Le attività ecumeniche possono essere suddivise in tre: una è universale, una è la relazione speciale all’interno della famiglia di Abramo, e una è la relazione unica all’interno della famiglia di Israele. Per famiglia di Abramo, io intendo la verità essenziale che Abramo capì in maniera unica; il termine "famiglia di Israele" è forse più complicato, essendo anche spesso all’origine di un conflitto fra cristiani ed ebrei. Il Concilio Vaticano II ha parlato di "patrimonio comune": questo significa che noi siamo chiamati in modi differenti a un certo tipo di rapporto, condividiamo certe verità che provengono da una medesima eredità scritta. Questo ci chiede di vedere gli uni negli altri parti e pezzi di ciò che Dio ci chiama a fare nel mondo. Parte del problema delle nostre incapacità di capire cosa questo significa, o di vederlo, è il peso della storia. Per molte persone questa è la pietra d’inciampo.
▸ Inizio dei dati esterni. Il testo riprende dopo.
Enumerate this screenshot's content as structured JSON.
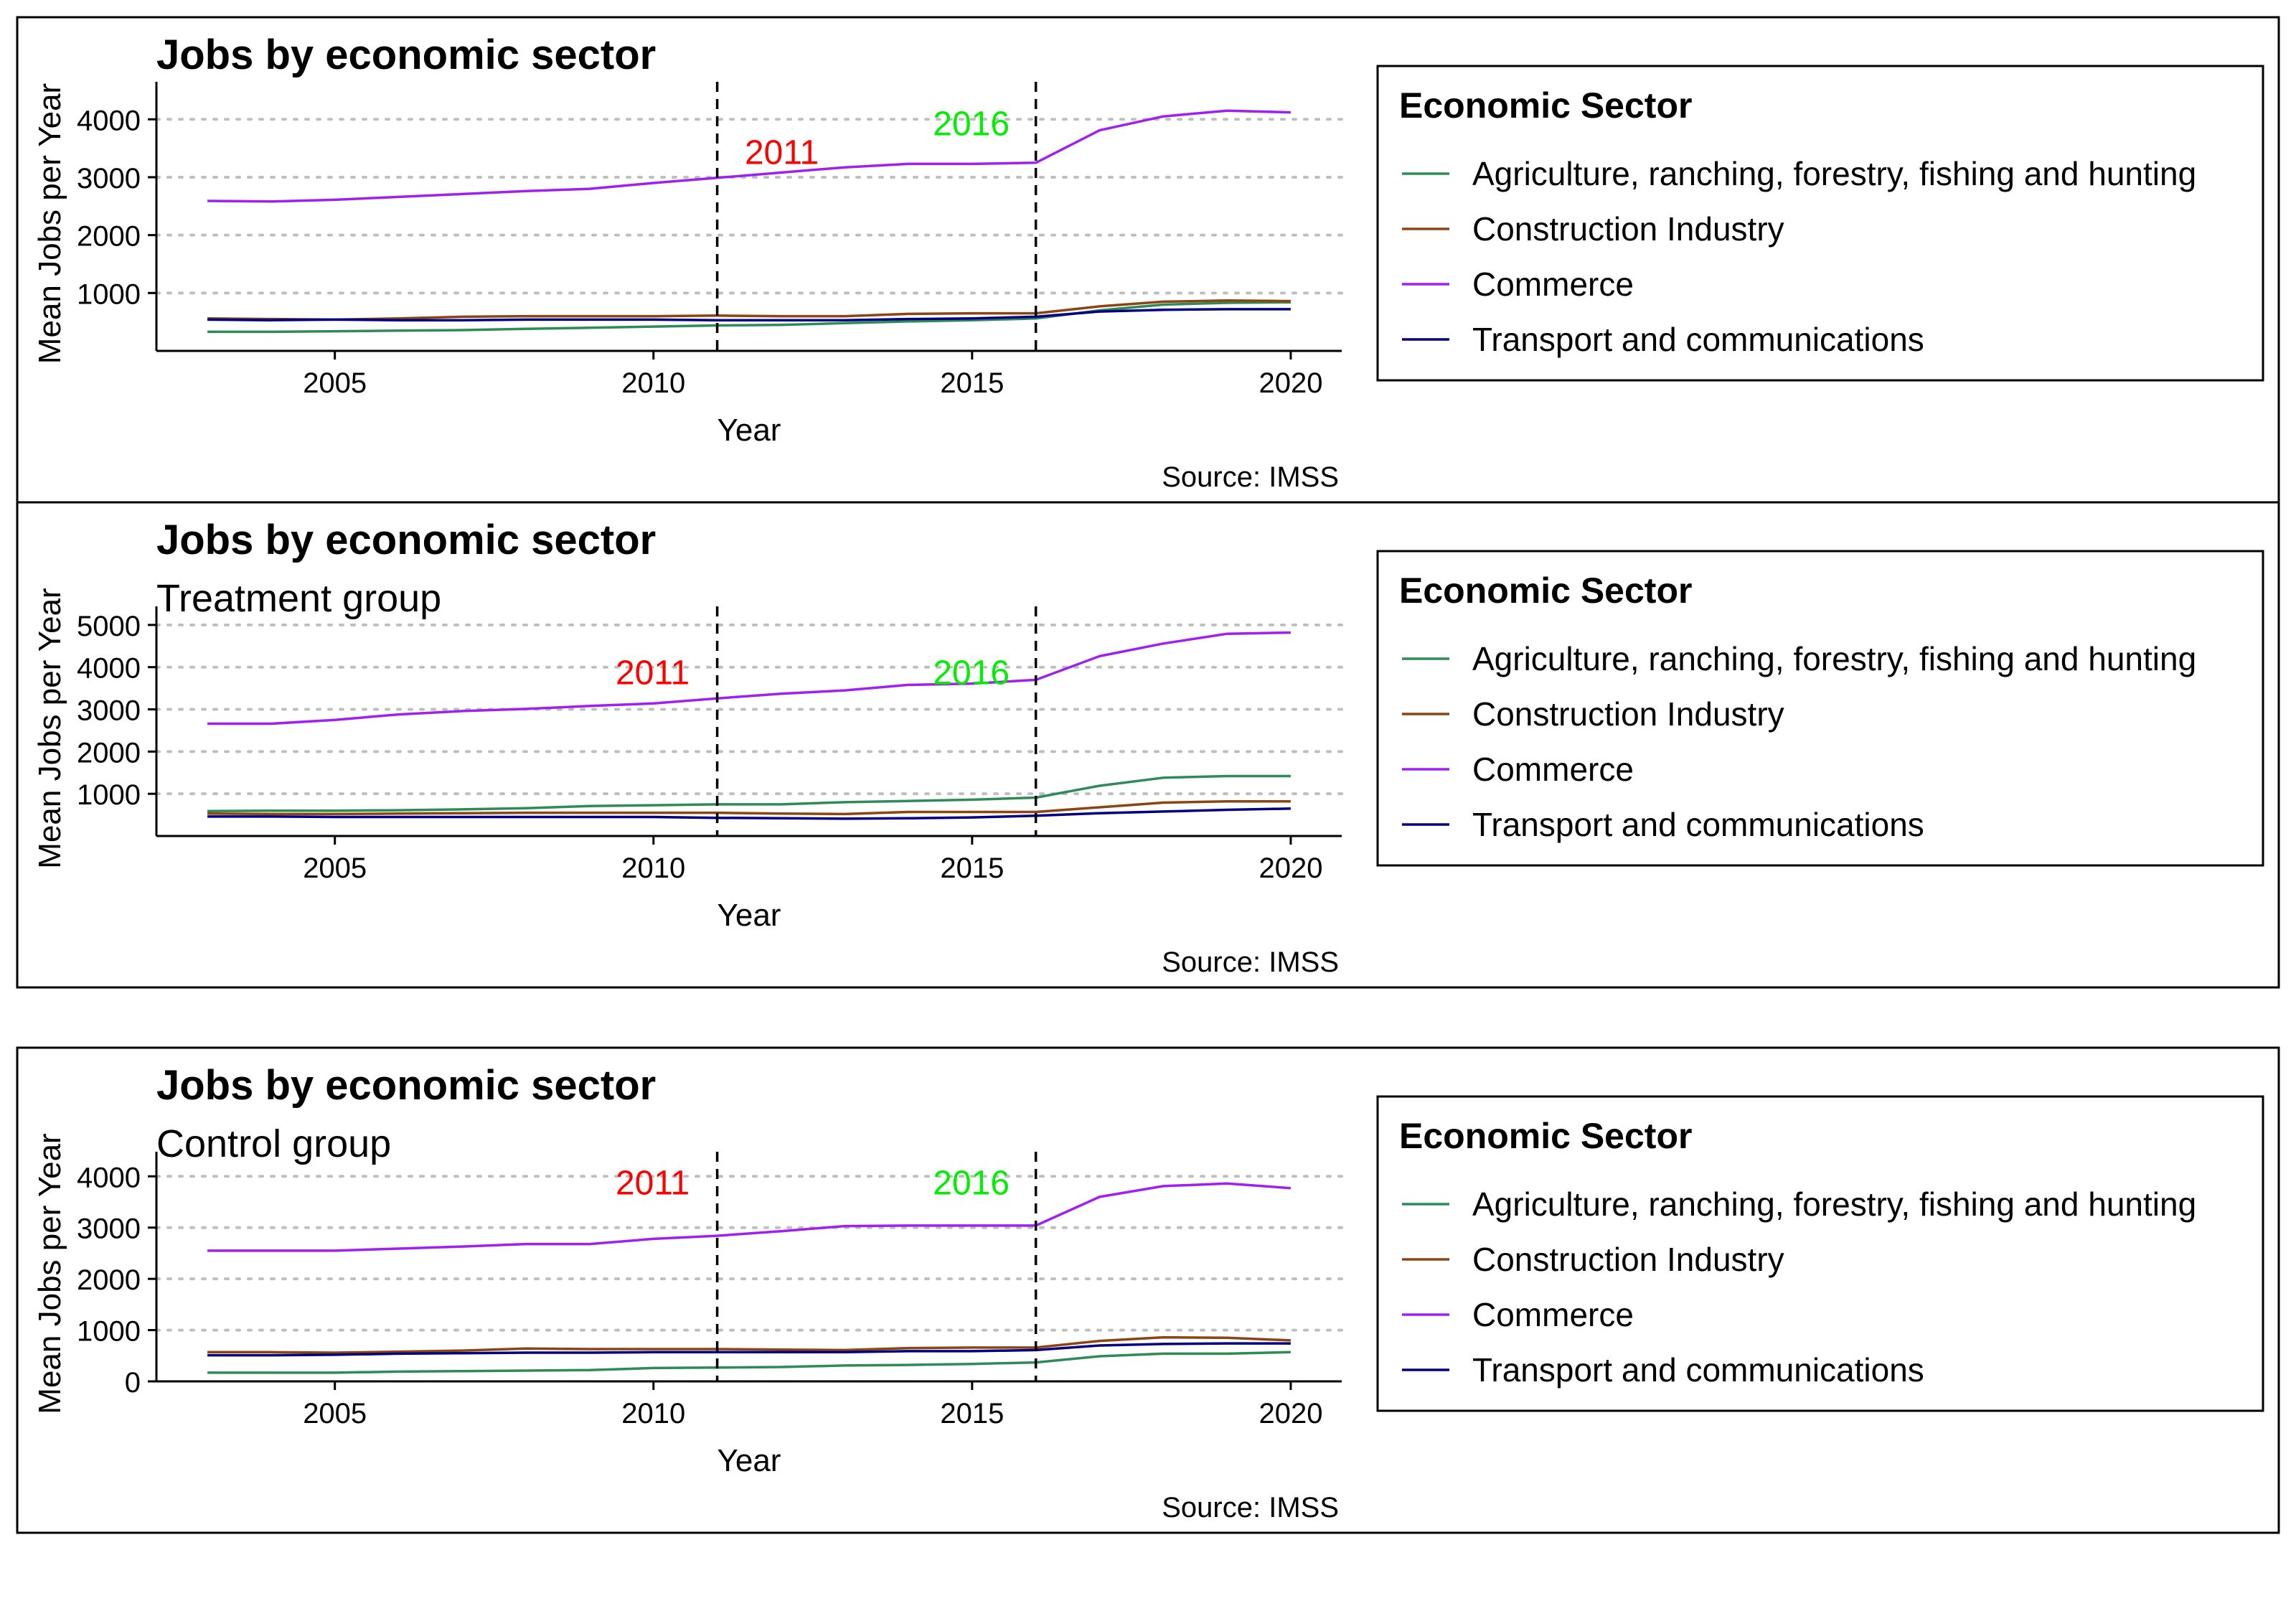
{
  "chart_data": [
    {
      "type": "line",
      "title": "Jobs by economic sector",
      "subtitle": "",
      "xlabel": "Year",
      "ylabel": "Mean Jobs per Year",
      "caption": "Source: IMSS",
      "xlim": [
        2002.2,
        2020.8
      ],
      "ylim": [
        0,
        4400
      ],
      "xticks": [
        2005,
        2010,
        2015,
        2020
      ],
      "yticks": [
        1000,
        2000,
        3000,
        4000
      ],
      "grid": "horizontal-dotted",
      "legend": {
        "title": "Economic Sector",
        "position": "right"
      },
      "x": [
        2003,
        2004,
        2005,
        2006,
        2007,
        2008,
        2009,
        2010,
        2011,
        2012,
        2013,
        2014,
        2015,
        2016,
        2017,
        2018,
        2019,
        2020
      ],
      "series": [
        {
          "name": "Agriculture, ranching, forestry, fishing and hunting",
          "color": "#2e8b57",
          "values": [
            330,
            330,
            340,
            350,
            360,
            380,
            400,
            420,
            440,
            450,
            480,
            510,
            530,
            560,
            700,
            800,
            830,
            840
          ]
        },
        {
          "name": "Construction Industry",
          "color": "#8b4513",
          "values": [
            560,
            550,
            540,
            560,
            590,
            600,
            600,
            600,
            610,
            600,
            600,
            640,
            650,
            650,
            770,
            850,
            870,
            860
          ]
        },
        {
          "name": "Commerce",
          "color": "#a020f0",
          "values": [
            2590,
            2580,
            2610,
            2660,
            2710,
            2760,
            2800,
            2900,
            2990,
            3080,
            3170,
            3230,
            3230,
            3250,
            3810,
            4050,
            4150,
            4120
          ]
        },
        {
          "name": "Transport and communications",
          "color": "#000080",
          "values": [
            540,
            530,
            540,
            530,
            530,
            540,
            540,
            540,
            530,
            530,
            530,
            550,
            560,
            590,
            680,
            710,
            720,
            720
          ]
        }
      ],
      "vlines": [
        {
          "x": 2011,
          "label": "2011",
          "color": "#ff0000",
          "label_y": 3450
        },
        {
          "x": 2016,
          "label": "2016",
          "color": "#00ee00",
          "label_y": 3950
        }
      ]
    },
    {
      "type": "line",
      "title": "Jobs by economic sector",
      "subtitle": "Treatment group",
      "xlabel": "Year",
      "ylabel": "Mean Jobs per Year",
      "caption": "Source: IMSS",
      "xlim": [
        2002.2,
        2020.8
      ],
      "ylim": [
        0,
        5100
      ],
      "xticks": [
        2005,
        2010,
        2015,
        2020
      ],
      "yticks": [
        1000,
        2000,
        3000,
        4000,
        5000
      ],
      "grid": "horizontal-dotted",
      "legend": {
        "title": "Economic Sector",
        "position": "right"
      },
      "x": [
        2003,
        2004,
        2005,
        2006,
        2007,
        2008,
        2009,
        2010,
        2011,
        2012,
        2013,
        2014,
        2015,
        2016,
        2017,
        2018,
        2019,
        2020
      ],
      "series": [
        {
          "name": "Agriculture, ranching, forestry, fishing and hunting",
          "color": "#2e8b57",
          "values": [
            590,
            600,
            600,
            610,
            630,
            660,
            710,
            730,
            750,
            750,
            800,
            830,
            860,
            910,
            1190,
            1380,
            1420,
            1420
          ]
        },
        {
          "name": "Construction Industry",
          "color": "#8b4513",
          "values": [
            530,
            520,
            520,
            530,
            540,
            550,
            550,
            550,
            550,
            530,
            520,
            570,
            570,
            570,
            680,
            790,
            820,
            820
          ]
        },
        {
          "name": "Commerce",
          "color": "#a020f0",
          "values": [
            2660,
            2660,
            2750,
            2880,
            2960,
            3010,
            3080,
            3140,
            3260,
            3370,
            3450,
            3580,
            3610,
            3700,
            4260,
            4560,
            4790,
            4820
          ]
        },
        {
          "name": "Transport and communications",
          "color": "#000080",
          "values": [
            460,
            460,
            450,
            450,
            450,
            450,
            450,
            450,
            430,
            420,
            410,
            420,
            440,
            480,
            540,
            580,
            620,
            650
          ]
        }
      ],
      "vlines": [
        {
          "x": 2011,
          "label": "2011",
          "color": "#ff0000",
          "label_y": 3900
        },
        {
          "x": 2016,
          "label": "2016",
          "color": "#00ee00",
          "label_y": 3900
        }
      ]
    },
    {
      "type": "line",
      "title": "Jobs by economic sector",
      "subtitle": "Control group",
      "xlabel": "Year",
      "ylabel": "Mean Jobs per Year",
      "caption": "Source: IMSS",
      "xlim": [
        2002.2,
        2020.8
      ],
      "ylim": [
        0,
        4200
      ],
      "xticks": [
        2005,
        2010,
        2015,
        2020
      ],
      "yticks": [
        0,
        1000,
        2000,
        3000,
        4000
      ],
      "grid": "horizontal-dotted",
      "legend": {
        "title": "Economic Sector",
        "position": "right"
      },
      "x": [
        2003,
        2004,
        2005,
        2006,
        2007,
        2008,
        2009,
        2010,
        2011,
        2012,
        2013,
        2014,
        2015,
        2016,
        2017,
        2018,
        2019,
        2020
      ],
      "series": [
        {
          "name": "Agriculture, ranching, forestry, fishing and hunting",
          "color": "#2e8b57",
          "values": [
            170,
            170,
            170,
            190,
            200,
            210,
            220,
            260,
            270,
            280,
            310,
            320,
            340,
            370,
            490,
            540,
            540,
            570
          ]
        },
        {
          "name": "Construction Industry",
          "color": "#8b4513",
          "values": [
            570,
            570,
            560,
            580,
            600,
            640,
            630,
            630,
            630,
            620,
            610,
            650,
            660,
            660,
            790,
            860,
            850,
            800
          ]
        },
        {
          "name": "Commerce",
          "color": "#a020f0",
          "values": [
            2550,
            2550,
            2550,
            2590,
            2630,
            2680,
            2680,
            2780,
            2840,
            2930,
            3030,
            3040,
            3040,
            3040,
            3600,
            3810,
            3860,
            3770
          ]
        },
        {
          "name": "Transport and communications",
          "color": "#000080",
          "values": [
            510,
            510,
            520,
            540,
            550,
            560,
            560,
            570,
            570,
            570,
            570,
            590,
            590,
            610,
            700,
            730,
            740,
            740
          ]
        }
      ],
      "vlines": [
        {
          "x": 2011,
          "label": "2011",
          "color": "#ff0000",
          "label_y": 3900
        },
        {
          "x": 2016,
          "label": "2016",
          "color": "#00ee00",
          "label_y": 3900
        }
      ]
    }
  ]
}
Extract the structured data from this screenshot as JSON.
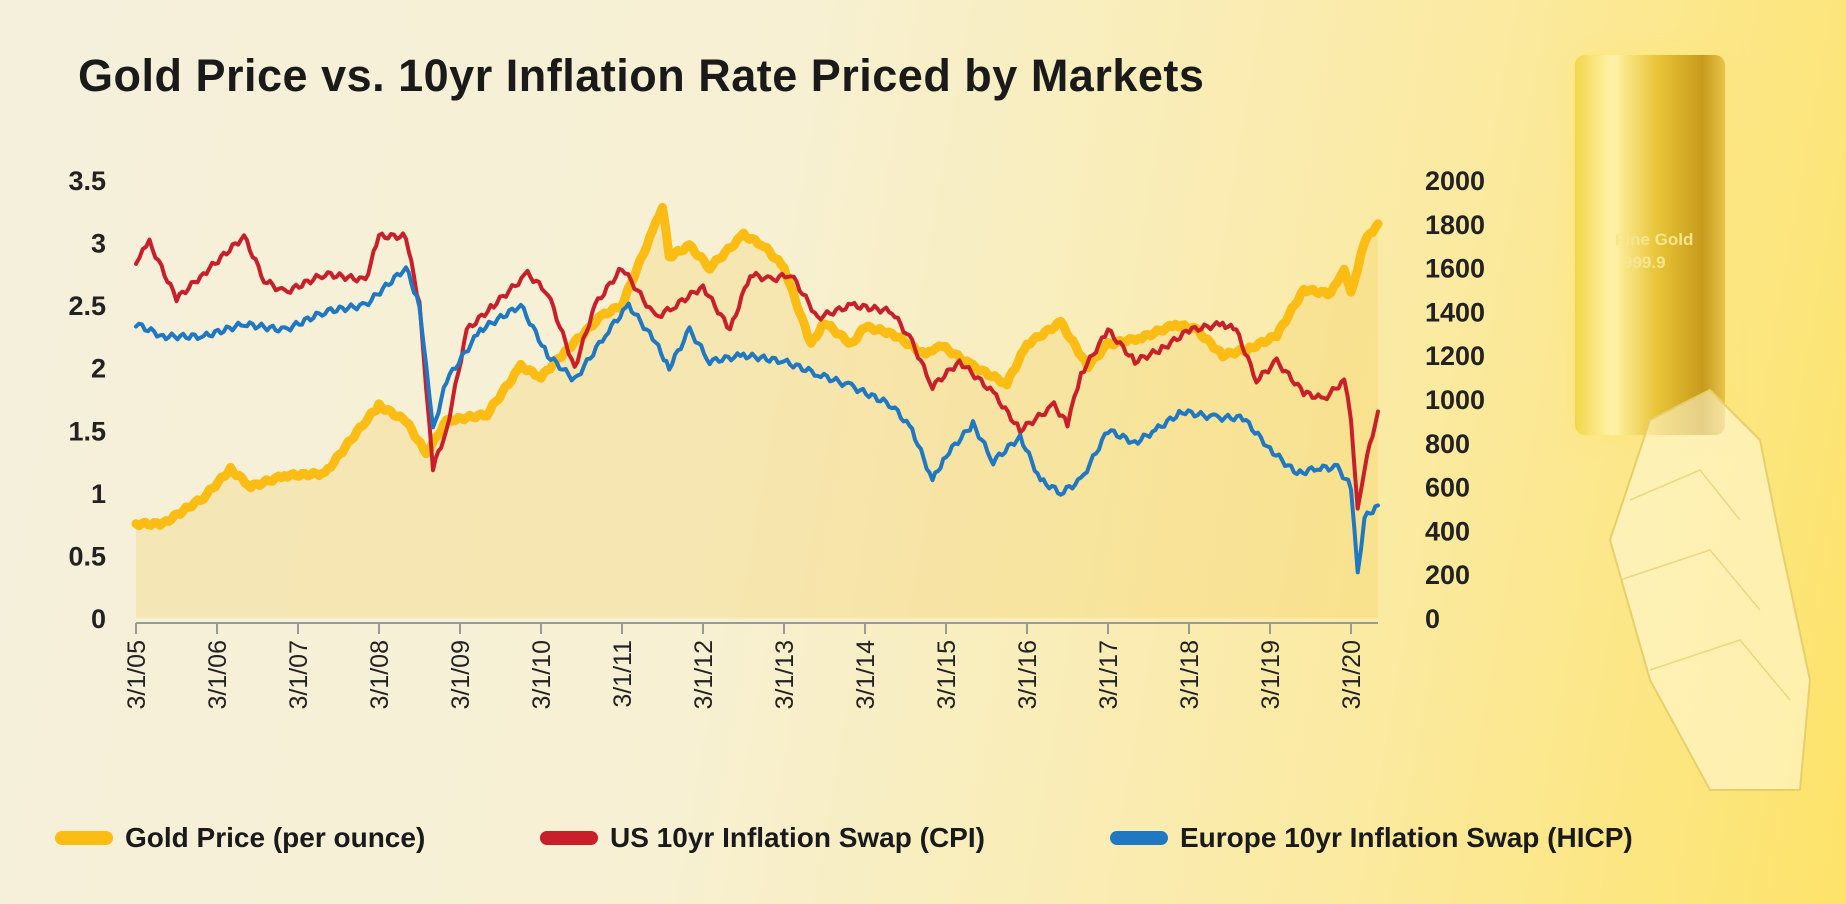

Ma più noi impariamo a capirci, più dobbiamo rispondere a quella che io credo sia la chiamata di Dio: stabilire un rapporto fra ebrei e cristiani.

La relazione ecumenica fra cristiani e ebrei non è semplicemente un modo per evitare pregiudizi e bigottismo, o per creare un miglior clima culturale e sociale. Anche se queste cose sono importanti, l’ecumenismo è molto di più: un imperativo religioso.